Philodendron houseplants are often confused with pothos plants. While the leaves of these two plants are similar in shape, pothos plants are usually variegated with splotches of yellow or white color. Pothos is a much smaller plant as well and is often sold in hanging baskets
Health Benefits of Philodendrons:
Air Cleaning Qualities
This plant has other benefits besides just making your home look desirable. According to NASA studies on air quality, we know that that the parlor ivy can be instrumental in air purification, filtering out such toxins as formaldehyde, benzene, and carbon monoxide and adding oxygen to the air we breathe.
Items that you use every day such as carpeting and rug pads, insulation, laminated counters, veneer furniture, cleaning supplies, and air fresheners contain volatile organic chemicals (VOCs) which are synthetic materials that “off-gas” toxins that pollute your indoor air.The toxic air can cause a condition known as “Sick Building Syndrome” which can irritate your respiratory tract and cause headaches, sinus congestion, and fatigue.
You cannot avoid VOCs because they are found in such a wide variety of the products in our indoor environment; however, you can take steps to make your air healthier by having this plant in your home. Place two or three mature sweetheart vine plants in a 100 sq ft room to filter toxins from the air where you spend time.
Light: Moderate. Prefers indirect sunlight but will survive with less light.
Watering: water thoroughly, then allow the soil to drain and empty excess water; then allow the top one inch of soil to dry slightly to touch between waterings. A well-draining potting mixture should be used. This is necessary to prevent root rot which can kill your plant.

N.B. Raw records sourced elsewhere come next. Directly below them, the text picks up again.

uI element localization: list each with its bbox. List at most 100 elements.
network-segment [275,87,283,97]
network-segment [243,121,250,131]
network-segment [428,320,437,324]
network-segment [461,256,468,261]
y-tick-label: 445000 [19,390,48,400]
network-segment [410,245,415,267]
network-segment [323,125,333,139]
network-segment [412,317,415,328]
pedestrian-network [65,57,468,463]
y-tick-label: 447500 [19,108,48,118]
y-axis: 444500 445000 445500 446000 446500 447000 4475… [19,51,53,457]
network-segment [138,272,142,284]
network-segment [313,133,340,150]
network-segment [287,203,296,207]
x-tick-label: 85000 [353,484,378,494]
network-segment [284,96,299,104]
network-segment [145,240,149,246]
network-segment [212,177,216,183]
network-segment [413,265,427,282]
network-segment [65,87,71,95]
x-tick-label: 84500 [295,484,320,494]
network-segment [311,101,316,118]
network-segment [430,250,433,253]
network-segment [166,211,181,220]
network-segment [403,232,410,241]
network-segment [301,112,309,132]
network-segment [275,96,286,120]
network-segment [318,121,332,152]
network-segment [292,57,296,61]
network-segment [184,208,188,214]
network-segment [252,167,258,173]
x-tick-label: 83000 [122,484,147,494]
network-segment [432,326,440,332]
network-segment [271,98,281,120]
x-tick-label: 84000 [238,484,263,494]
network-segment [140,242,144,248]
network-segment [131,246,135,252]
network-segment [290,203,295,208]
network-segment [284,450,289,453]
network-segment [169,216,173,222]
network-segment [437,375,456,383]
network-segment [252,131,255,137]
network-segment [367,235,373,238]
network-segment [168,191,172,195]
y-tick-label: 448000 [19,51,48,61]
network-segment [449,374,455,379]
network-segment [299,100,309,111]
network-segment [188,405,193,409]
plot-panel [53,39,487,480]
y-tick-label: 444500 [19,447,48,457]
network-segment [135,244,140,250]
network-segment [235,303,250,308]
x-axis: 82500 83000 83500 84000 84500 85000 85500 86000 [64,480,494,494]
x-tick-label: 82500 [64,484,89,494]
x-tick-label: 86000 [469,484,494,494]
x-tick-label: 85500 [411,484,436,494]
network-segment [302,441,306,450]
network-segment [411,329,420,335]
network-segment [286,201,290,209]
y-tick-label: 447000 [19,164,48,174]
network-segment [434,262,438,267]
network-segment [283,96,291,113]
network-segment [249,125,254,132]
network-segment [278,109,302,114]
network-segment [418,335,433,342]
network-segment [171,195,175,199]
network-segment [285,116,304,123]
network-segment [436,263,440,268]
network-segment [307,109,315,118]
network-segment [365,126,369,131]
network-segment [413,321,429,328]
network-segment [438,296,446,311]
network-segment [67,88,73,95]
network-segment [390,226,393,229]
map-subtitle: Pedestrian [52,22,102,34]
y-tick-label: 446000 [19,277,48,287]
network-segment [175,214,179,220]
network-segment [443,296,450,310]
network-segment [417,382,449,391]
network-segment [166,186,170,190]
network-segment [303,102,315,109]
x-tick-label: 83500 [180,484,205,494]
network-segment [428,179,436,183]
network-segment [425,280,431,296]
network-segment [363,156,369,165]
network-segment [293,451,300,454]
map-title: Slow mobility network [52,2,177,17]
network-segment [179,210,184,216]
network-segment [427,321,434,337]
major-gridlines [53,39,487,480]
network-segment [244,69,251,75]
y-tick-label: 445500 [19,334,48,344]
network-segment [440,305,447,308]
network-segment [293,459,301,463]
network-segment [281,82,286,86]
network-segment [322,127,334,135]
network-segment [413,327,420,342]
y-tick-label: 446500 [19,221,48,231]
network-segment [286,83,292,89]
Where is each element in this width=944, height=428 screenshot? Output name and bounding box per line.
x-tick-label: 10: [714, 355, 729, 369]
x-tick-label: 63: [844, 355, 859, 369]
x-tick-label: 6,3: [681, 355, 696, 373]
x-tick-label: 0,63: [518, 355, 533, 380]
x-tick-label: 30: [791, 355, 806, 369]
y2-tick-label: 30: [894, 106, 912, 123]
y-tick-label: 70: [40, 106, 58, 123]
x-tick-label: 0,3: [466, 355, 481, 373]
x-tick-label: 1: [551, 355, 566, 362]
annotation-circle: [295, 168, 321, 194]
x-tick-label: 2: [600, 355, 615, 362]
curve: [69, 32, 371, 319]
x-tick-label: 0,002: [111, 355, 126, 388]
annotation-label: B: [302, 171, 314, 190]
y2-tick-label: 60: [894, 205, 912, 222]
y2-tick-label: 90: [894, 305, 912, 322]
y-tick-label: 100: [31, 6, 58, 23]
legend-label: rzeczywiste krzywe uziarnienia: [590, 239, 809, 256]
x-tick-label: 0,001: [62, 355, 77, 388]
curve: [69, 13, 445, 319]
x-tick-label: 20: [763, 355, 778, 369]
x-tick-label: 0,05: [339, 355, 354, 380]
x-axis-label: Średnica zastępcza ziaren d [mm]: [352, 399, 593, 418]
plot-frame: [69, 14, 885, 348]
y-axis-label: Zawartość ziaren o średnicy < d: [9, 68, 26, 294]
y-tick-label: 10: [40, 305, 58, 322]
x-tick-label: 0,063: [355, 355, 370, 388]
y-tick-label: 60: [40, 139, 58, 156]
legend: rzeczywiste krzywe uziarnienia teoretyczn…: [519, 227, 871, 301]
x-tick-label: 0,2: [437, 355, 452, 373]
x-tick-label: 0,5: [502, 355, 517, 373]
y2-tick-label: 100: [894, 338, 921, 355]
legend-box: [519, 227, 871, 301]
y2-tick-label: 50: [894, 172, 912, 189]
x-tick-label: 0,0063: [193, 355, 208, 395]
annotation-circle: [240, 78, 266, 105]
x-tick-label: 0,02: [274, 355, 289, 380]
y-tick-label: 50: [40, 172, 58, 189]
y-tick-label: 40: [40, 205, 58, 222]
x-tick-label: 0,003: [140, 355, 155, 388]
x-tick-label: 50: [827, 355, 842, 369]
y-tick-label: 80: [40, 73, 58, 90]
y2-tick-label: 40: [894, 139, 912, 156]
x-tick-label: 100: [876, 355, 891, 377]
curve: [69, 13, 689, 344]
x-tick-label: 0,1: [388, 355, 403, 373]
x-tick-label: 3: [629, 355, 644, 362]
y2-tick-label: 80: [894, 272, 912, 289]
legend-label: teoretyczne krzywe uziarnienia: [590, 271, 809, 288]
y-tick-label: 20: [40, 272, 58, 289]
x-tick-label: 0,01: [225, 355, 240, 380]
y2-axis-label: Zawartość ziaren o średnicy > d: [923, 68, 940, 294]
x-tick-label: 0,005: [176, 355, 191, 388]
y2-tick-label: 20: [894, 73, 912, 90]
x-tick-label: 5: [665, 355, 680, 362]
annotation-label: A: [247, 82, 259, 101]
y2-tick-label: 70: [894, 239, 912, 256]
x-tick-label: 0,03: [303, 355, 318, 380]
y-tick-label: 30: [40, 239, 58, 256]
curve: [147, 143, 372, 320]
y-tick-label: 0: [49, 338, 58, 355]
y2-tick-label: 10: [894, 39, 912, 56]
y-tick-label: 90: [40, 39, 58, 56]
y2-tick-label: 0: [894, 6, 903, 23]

Humidity: Average is okay; however, higher humidity yields faster growth. A daily misting of water to the leaves will increase the humidity. Also, you can place plant on a humidity tray. A room humidifier will work even better.
Temperature: Average – Warm It grows well indoors with temperatures from 70 to 85 degrees Fahrenheit.
Fertilizer: All-purpose. Do not fertilize plants if kept in low light
Propagation: Can be multiplied by stem cuttings
Common Problems: Plant is largely pestfree, rarely mealybugs
Pruning the plant keeps the growth from getting spindly. Cut back the vines to the growing tips with the pruning shears as new growth emerges to promote length and fuller growth.
Remove any of the diseased, dead or damaged vines from the plant as they occur.